If I know anything for sure, it's that we graduate from one wanting into the next. When we have run X many miles, it seems only natural to run even more. Even if the body hurts. Even if the body is tender and needs rest. Stagnancy is worse than death. Our vocabulary must build, and articulate our thoughts clearer than ever before. We lose casual friends. We quietly build up friendships and relationships that we feel enormously invested in, but can never bring ourselves to say how much they mean to us aloud. We grow older and wonder if this makes us more vulnerable or less. Between the thought and action, we hold off longer. But as it ends up, delaying gratification has its limits. We grow up looking towards higher education as a guiding light, the first foundational answer. To the knowledge that will accumulate and gently push us into fame and success. What we don't realize is that knowledge doesn't come in neat packages, and success is a difficult metric to pin down. Relative to other smart people, we think of ourselves as impostors: shaping the facade. We look towards our careers as the next thing we can sculpt into something beautiful, like a pile of mud on a potter's wheel coming to form. We understand the glamor fades and there must be more to this life. We dabble in philanthropy, set aside time to go to a friend's wedding. It becomes a year of weddings and the inevitable wedding of our own. At some point, our children become physical manifestations of our dreams, and we project our own missed opportunities onto them. Etc Etc. Each stage is migration, and we return to the same questions: what do I want, how do I get it, will this make me happy? What is fleeting happiness vs. boundless joy?
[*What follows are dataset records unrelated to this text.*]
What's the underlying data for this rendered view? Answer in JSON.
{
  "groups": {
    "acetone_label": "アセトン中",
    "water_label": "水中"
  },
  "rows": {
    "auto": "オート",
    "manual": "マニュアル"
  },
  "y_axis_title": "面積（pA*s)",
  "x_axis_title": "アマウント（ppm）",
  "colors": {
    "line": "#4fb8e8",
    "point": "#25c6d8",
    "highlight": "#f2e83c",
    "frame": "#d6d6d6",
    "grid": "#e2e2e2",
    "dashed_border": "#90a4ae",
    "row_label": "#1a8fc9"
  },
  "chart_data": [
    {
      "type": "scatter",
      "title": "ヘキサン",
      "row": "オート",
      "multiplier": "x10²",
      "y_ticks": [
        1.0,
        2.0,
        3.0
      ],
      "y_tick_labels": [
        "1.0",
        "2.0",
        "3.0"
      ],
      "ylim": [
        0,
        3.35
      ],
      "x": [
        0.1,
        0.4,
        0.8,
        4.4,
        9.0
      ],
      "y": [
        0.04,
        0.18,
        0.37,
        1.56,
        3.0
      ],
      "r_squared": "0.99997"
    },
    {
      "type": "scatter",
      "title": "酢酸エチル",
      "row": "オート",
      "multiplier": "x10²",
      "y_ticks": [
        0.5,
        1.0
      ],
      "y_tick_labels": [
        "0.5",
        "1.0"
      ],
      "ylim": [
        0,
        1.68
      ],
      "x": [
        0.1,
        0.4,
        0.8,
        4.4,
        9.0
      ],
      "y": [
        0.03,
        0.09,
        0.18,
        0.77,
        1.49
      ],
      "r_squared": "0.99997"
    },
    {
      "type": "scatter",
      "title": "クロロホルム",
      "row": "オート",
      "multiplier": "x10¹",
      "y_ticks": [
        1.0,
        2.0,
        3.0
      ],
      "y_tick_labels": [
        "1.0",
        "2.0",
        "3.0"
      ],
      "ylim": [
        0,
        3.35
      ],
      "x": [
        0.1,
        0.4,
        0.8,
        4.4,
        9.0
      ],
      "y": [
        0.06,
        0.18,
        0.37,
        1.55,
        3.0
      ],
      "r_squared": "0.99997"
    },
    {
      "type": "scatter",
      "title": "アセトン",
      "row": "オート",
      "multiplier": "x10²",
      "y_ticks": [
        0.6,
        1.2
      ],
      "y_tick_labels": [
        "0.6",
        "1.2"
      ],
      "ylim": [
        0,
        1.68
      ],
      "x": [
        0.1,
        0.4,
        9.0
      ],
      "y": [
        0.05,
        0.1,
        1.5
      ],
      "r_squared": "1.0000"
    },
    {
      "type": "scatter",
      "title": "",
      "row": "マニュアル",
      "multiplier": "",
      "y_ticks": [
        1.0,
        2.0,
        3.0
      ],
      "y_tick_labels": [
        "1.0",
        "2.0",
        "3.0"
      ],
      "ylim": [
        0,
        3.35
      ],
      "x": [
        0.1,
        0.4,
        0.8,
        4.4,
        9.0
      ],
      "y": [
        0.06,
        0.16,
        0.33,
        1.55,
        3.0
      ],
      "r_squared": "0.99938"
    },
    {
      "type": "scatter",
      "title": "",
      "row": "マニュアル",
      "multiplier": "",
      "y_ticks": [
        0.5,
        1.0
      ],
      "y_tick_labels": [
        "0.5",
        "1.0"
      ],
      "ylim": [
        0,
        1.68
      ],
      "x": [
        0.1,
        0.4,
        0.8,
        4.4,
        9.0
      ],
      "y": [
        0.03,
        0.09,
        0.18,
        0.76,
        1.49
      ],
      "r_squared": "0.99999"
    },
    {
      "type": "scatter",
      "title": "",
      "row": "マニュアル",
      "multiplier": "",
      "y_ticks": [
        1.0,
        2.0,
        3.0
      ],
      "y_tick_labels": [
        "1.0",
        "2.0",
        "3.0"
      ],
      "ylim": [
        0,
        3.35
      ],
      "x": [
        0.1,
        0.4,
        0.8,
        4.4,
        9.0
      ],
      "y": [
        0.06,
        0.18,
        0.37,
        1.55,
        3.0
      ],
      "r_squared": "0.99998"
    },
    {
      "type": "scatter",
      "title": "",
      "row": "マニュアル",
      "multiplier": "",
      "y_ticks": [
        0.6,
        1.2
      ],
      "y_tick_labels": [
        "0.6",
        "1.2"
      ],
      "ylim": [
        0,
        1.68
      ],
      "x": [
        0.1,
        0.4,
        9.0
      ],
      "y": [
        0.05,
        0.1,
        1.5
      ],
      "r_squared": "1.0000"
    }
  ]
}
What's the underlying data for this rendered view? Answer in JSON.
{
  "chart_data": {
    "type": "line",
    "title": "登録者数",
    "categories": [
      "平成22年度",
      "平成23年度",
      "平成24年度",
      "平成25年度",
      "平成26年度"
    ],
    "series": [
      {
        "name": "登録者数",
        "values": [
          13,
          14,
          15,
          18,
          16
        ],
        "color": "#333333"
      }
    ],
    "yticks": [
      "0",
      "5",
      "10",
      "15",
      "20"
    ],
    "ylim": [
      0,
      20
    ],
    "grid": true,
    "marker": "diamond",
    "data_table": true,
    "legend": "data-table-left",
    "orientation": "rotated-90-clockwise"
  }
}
Let me escape this black hole of thought and retreat to the simplest notions of movement. The days my body feels like a run-on sentence, I walk slowly through a paved forest. Every muscle feels extended like rubber bands being stretched to a point of breaking but at the same time, something within me slackens and relaxes. The trees shimmer in the afternoon – this is a Japanese word known as Komorebi: a scattering of light. In a book I read recently, the narrator says "The moment was unextraordinary, but I had the moment. I had it completely. It inhabited me". On my walks, I have moments entirely to myself, where the air is soft and cool and my thoughts have room to grow and connect and disperse like flower pollen in the wind. I wonder when I will feel the familiarity of this walk slip away from me, and I will become nostalgic for it once again.
Migration is unavoidable. We cannot hibernate underwater, as peaceful as that may sound. We will ache for movement at some point: a departure from our old selves, and into our new ones. Whether that is physical or mental. Life is an infinite game, evolving to guarantee the meaningfulness of discourse (Carse). And in this infinite game, we cannot help it: we are compelled to play.
I watched a video of swallows to write this. From close up, each individual swallow glides through the sky like it is swimming in its own air. It folds and bends its wings behind it. The swallows perch among us, and then they leave. They fly through our continents and carry with them the sounds of beating wings.
What is beautiful is that they always return to the exact place they came from. The exact field, the exact roost. Augustine: "love is a kind of motion, and all motion is toward something". We migrate far away, adjust, grow. But when we fly once more, it is towards home.